The company’s shares slipped 3.57 percent to €2.05 following the MiningForum 2026 appearance by Manfred Boeckmann, who addressed delegates in Room A-B at 11:00 alongside representatives from EIT RawMaterials, Rock Tech Lithium and AngloAmerican. The forum, running from June 18 to 19, is a political-industrial stage rather than an investor conference, but Vulcan has been trying to build its credentials as a cornerstone of European raw-material resilience.

Investors, however, are not buying the narrative yet. The stock is trading below its 50-day moving average of €2.15 and well under the 200-day line of €2.61. After climbing from a March low of €1.77 — a level that is still 16 percent below the current price — the spring rebound has stalled. The relative strength index sits at 43.4, indicating no clear directional bias.

Should investors sell immediately? Or is it worth buying Vulcan Energy?

The listing of new shares on the ASX on June 15 is a modest capital measure, but it fits the pattern of a development-stage company that remains dependent on accessing equity markets.

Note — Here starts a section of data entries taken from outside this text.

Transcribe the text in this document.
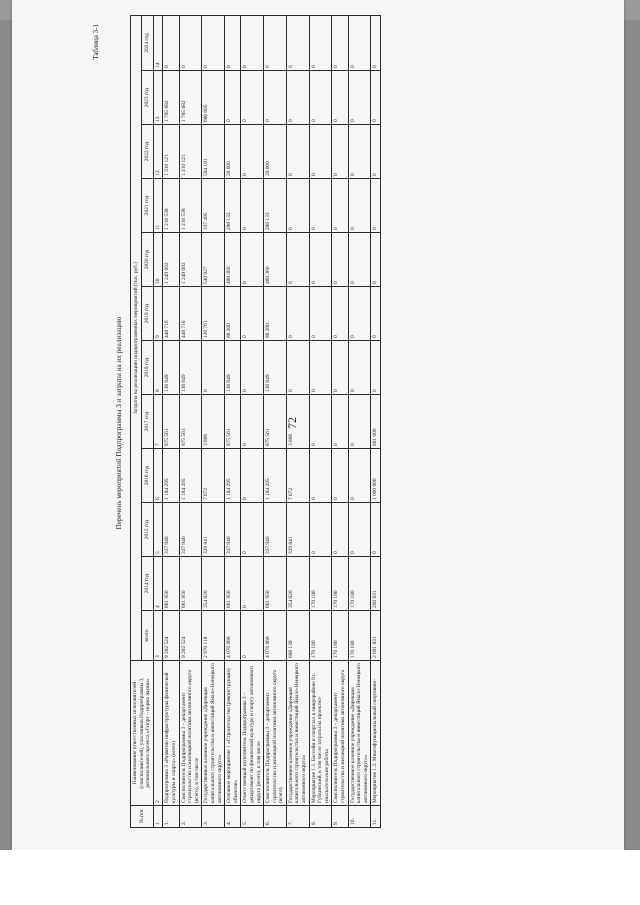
72
Таблица 3-1
Перечень мероприятий Подпрограммы 3 и затраты на их реализацию
№ п/п	Наименование ответственных исполнителей (соисполнителей), участников Подпрограммы 3, регионального проекта «Спорт – норма жизни»	Затраты на реализацию подпрограммных мероприятий (тыс. руб.)											
		всего	2014 год	2015 год	2016 год	2017 год	2018 год	2019 год	2020 год	2021 год	2022 год	2023 год	2024 год
1	2	3	4	5	6	7	8	9	10	11	12	13	14
1.	Подпрограмма 3 «Развитие инфраструктуры физической культуры и спорта» (всего)	9 202 524	661 950	337 940	1 184 295	875 561	136 649	448 716	1 249 092	1 216 538	1 310 121	1 785 682	0
2.	Соисполнитель Подпрограммы 3 – департамент строительства и жилищной политики автономного округа (всего), в том числе	9 202 524	661 950	337 940	1 184 295	875 561	136 649	448 716	1 249 092	1 216 538	1 310 121	1 785 682	0
3.	Государственное казенное учреждение «Дирекция капитального строительства и инвестиций Ямало-Ненецкого автономного округа»	2 970 118	354 820	329 841	7 672	3 806	0	120 761	540 927	337 495	594 191	680 605	0
4.	Основное мероприятие 1 «Строительство (реконструкция) объектов»	4 076 068	661 950	337 940	1 184 295	875 561	136 649	86 200	489 360	286 133	20 000	0	0
5.	Ответственный исполнитель Подпрограммы 3 – департамент по физической культуре и спорту автономного округа (всего), в том числе	0	0	0	0	0	0	0	0	0	0	0	0
6.	Соисполнитель Подпрограммы 3 – департамент строительства и жилищной политики автономного округа (всего)	4 076 068	661 950	337 940	1 184 295	875 561	136 649	86 200	489 360	286 133	20 000	0	0
7.	Государственное казенное учреждение «Дирекция капитального строительства и инвестиций Ямало-Ненецкого автономного округа»	696 139	354 820	329 841	7 672	3 806	0	0	0	0	0	0	0
8.	Мероприятие 1.1. Бассейн и спортзал в микрорайоне 9 г. Губкинский, в том числе затраты на проектно-изыскательские работы	170 180	170 180	0	0	0	0	0	0	0	0	0	0
9.	Соисполнитель Подпрограммы 3 – департамент строительства и жилищной политики автономного округа	170 180	170 180	0	0	0	0	0	0	0	0	0	0
10.	Государственное казенное учреждение «Дирекция капитального строительства и инвестиций Ямало-Ненецкого автономного округа»	170 180	170 180	0	0	0	0	0	0	0	0	0	0
11.	Мероприятие 1.2. Многофункциональный спортивно-	2 091 831	200 831	0	1 090 000	801 000	0	0	0	0	0	0	0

That dependence is underpinned by the scale of what Vulcan is trying to build. Its Lionheart project in the Upper Rhine Valley secured final financial close in late May, backed by a €2.2 billion financing package. The planned integrated lithium and energy plant aims to produce 24,000 tonnes of lithium hydroxide annually — enough for roughly 500,000 electric-vehicle batteries — over a 30-year life, with net-zero emissions.

Yet the share price is a world away from the highs. Vulcan’s 52-week peak of €3.98, touched on October 7, 2025, is 49 percent above the current trading level. Since the start of the year the stock has shed roughly 21 percent, and the gap between the company’s project milestones and the market’s valuation is glaring.

Vulcan is not done with the conference circuit: on June 22 it heads to the Fastmarkets Lithium Supply & Battery Raw Materials Conference in Las Vegas. But visibility without operational proof points is not moving the needle. Until the company delivers tangible progress on construction timelines, permitting and first production, the stock is likely to remain stuck in a technical rut, waiting for a catalyst that no podium speech can provide.